Cortech Sequoia XC Adventure Suit Review

As the adventure-riding segment grows, so does the variety of clothing to wear while you explore the back-of-beyond, each new product promising to protect adventurers from a wide range of weather and mishaps. Helmet House has joined the fray with its Cortech branded and economically priced Sequoia XC jacket and pants ($349.99 and $164.99, respectively).

A 600-denier Carbolex polyester fabric is the base for both garments, with impact zones covered by 1680 denier ballistic polyester. CE-approved armor rides below the ballistics at shoulders, elbows, forearms and knees. Cortech’s non-CE triple-density back pad is a cut above some of the stock foam pads I’ve seen in more expensive jackets, though I’d appreciate some scapula coverage. The armor in the pants is height adjustable, and the legs sewn large enough for my personal knee braces; the jacket sleeves zip off for those using separate armor.

Sequoia pants are built for flexibility, with elastic panels at the knees and back, plus a stretch panel in the crotch. They don’t bind when I swing a leg over my BMW F 800 GS. The inner legs feature heat-resistant material and up top are two waterproof cargo pockets that hold plenty of must-haves. I can put on my tallest adventure boots without a struggle thanks to legs that zip open wide and high enough.
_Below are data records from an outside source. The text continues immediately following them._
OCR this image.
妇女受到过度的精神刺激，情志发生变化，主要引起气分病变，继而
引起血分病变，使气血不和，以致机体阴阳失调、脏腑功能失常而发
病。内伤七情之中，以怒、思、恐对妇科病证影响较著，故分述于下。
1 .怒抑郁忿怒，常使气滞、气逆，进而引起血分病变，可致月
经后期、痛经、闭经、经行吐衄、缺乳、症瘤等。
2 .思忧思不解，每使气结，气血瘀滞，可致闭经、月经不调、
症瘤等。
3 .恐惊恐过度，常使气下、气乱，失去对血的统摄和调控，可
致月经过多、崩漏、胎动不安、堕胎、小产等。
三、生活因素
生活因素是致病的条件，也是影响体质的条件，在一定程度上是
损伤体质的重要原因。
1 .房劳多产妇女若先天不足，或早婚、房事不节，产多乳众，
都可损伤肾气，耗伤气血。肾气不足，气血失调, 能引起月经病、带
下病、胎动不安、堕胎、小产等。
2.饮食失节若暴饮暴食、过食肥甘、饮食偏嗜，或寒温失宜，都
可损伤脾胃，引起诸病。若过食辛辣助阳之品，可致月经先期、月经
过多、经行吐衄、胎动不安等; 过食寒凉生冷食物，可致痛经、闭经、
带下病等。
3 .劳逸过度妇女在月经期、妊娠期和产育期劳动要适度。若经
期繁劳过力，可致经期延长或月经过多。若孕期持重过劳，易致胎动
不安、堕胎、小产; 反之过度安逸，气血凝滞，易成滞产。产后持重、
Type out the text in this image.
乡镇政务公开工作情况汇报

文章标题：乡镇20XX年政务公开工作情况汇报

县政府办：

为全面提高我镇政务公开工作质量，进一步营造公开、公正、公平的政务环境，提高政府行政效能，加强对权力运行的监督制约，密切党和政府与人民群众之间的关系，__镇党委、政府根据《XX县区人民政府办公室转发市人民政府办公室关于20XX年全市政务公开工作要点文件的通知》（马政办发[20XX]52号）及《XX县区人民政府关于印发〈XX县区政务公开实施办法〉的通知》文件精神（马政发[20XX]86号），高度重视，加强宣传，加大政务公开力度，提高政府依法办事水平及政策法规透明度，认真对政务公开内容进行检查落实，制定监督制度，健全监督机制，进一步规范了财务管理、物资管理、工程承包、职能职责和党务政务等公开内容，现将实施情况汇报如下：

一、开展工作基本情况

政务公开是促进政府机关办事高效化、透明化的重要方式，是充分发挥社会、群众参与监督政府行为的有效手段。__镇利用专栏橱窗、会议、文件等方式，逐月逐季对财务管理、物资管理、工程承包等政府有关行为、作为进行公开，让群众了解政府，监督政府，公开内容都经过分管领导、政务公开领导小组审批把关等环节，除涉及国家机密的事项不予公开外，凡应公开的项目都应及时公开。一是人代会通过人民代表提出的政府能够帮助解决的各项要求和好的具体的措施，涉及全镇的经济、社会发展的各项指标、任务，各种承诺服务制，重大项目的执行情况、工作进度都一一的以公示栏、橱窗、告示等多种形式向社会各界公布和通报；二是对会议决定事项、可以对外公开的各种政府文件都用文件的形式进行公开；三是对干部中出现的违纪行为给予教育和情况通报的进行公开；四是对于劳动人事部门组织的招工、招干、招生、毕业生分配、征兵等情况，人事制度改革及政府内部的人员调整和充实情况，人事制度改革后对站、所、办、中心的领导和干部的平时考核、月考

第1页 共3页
Cortech Sequoia XC Adventure Suit
Cortech Sequoia XC Adventure Suit

Bicep vents are the XC jacket’s first line of defense against overheating, and usher in a decent breeze. Twin chest vents double as small pockets until you remove the zip/hook-and-loop covers to bring in more air, assisted by a large removable back panel. Vent covers can be stored in the large tail pocket. When the skies open, it’s time to install the removable waterproof/breathable liners in both garments. The jacket liner is part of a zip-in thermal layer, so you’ll be warm as well as dry.

Cortech provides several storage options: a vest pocket in the mesh lining (inaccessible with the thermal/rain liner installed); two zippered cargo pockets at the waist on top of cozy handwarmer pockets; a small key pocket on the left sleeve; and a cell phone pocket. Space is adequate, but the openings on the cargo and key pockets are too small to access easily.

The XC jacket closes with a two-way zipper protected by a hook-and-loop storm flap. A tab near the collar holds the microfiber-lined collar open for more airflow (all jackets should have these). The cuff openings cinch down with hook-and-loop, and the waist is adjustable, as are two armor-stabilizing straps on each sleeve. The jacket can also incorporate a hydration pack (included). The pack straps can be run through the shell (and liner if installed) to keep the pack from pulling on the jacket, so you put on the pack and jacket together. The pack rides comfortably this way, but you’re then forced to remove the jacket to get into the pack.

Construction on the Sequoia looks structurally sound, but there were a few threads and untidy seams on my test samples. Still, the Sequoia XC separates, available in black or gray/black, in sizes XS-4XL (plus tall and short sizes), are a good place to start your adventure suit shopping, especially for the budget minded.